Рафаэлю хочется выиграть денег, какие там стихи -

Мы заканчиваем просто сидя на скамейках на верху трибуны и не можем оттуда увидеть стартовых ворот хотя они прямо под нами, мне хочется залезть на ограждение и объяснять бега Рафаэлю — "Видишь стартера в будке — он нажмет на кнопку от которой зазвонит звонок и распахнутся дверцы загончиков и они вырвутся вперед — Посмотри за теми жокеями, у каждого из них рука стальная — "

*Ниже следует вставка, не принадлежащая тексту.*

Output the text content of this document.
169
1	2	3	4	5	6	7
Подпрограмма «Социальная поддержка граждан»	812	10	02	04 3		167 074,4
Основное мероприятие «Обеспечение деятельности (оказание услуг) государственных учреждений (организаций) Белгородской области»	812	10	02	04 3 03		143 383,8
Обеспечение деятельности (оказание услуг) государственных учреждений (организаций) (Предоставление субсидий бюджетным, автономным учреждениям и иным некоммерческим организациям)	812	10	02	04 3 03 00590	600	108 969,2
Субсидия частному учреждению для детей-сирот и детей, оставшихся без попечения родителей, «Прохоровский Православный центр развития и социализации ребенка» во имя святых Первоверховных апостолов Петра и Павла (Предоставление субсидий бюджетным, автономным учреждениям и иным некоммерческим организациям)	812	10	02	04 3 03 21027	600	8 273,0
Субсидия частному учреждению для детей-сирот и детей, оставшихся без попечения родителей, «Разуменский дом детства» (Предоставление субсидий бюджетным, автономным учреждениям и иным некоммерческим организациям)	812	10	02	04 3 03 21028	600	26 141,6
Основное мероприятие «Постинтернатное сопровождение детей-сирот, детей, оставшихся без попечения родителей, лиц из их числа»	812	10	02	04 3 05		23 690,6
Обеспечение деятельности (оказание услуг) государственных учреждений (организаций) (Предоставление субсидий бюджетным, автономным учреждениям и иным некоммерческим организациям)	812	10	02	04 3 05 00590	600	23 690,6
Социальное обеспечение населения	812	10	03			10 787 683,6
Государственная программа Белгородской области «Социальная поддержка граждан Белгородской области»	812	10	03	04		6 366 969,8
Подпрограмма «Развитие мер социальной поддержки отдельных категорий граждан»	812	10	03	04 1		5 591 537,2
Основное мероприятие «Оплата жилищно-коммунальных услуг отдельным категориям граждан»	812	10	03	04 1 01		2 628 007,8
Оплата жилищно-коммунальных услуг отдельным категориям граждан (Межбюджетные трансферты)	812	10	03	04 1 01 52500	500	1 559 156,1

Джонни Лонгден среди величайших жокеев сегодня, и Ишмаэль Валенсуэла, и очень хороший мексиканец по имени Пулидо кажущийся таким внимательным когда наблюдает за толпой со своего седла, в самом деле ему интересно, пока остальные жокеи хмуро задумались и кусают губы — "Коди в прошлом году приснился сон что Пулидо разъезжал на поезде не по тому пути и когда обогнул последний поворот раздевалки весь поезд взорвался и остался лишь Пулидо в лошадином паровозике, выиграв в одиночестве — Я сказал "Ух, Пулидо выиграл" — поэтому Коди дает мне еще 40 долларов чтобы я играл на него в каждом заезде а он даже одного раза не приходит!" — Я рассказываю это Рафаэлю, обкусывающему ногти -

"Я наверное вернусь к Номеру Девять."

"Безрассудство системы, чувак!" умоляет Коди — "Я же рассказывал тебе про Лентяя Билли как его нашли мертвым с необналиченными выигрышными билетиками на 45.000 долларов — "

"Послушай Рафаэль," встреваю я, "Лентяй Билли просто кофеёк попивал между заездами, в пенснэ вероятно, и выходил на самый последний гандикап и видел счет и шел ставить и шел пописать пока проходил этот заезд — Это все в числах — Второй выбор это консенсус большинства сведенный ко второй степени приход которого был математически вычислен в стольких процентных случаях что если будешь продолжать трепать свои ставки согласно тем проигрышам от которых пострадал то непременно выиграешь, если только трагическая полоса проигрышей — "

"Правильно, трагическая, теперь послушай Рафаэль и выиграешь немного денег — "

"Ладно, ладно!" — "Попробую!" -

Вдруг вся толпа ухает видя как одна лошадь встает на дыбы в воротцах и запутывается и сбрасывает своего наездника, Рафаэль открывает рот от изумленного ужаса — "Смотри, бедная лошадка попалась!"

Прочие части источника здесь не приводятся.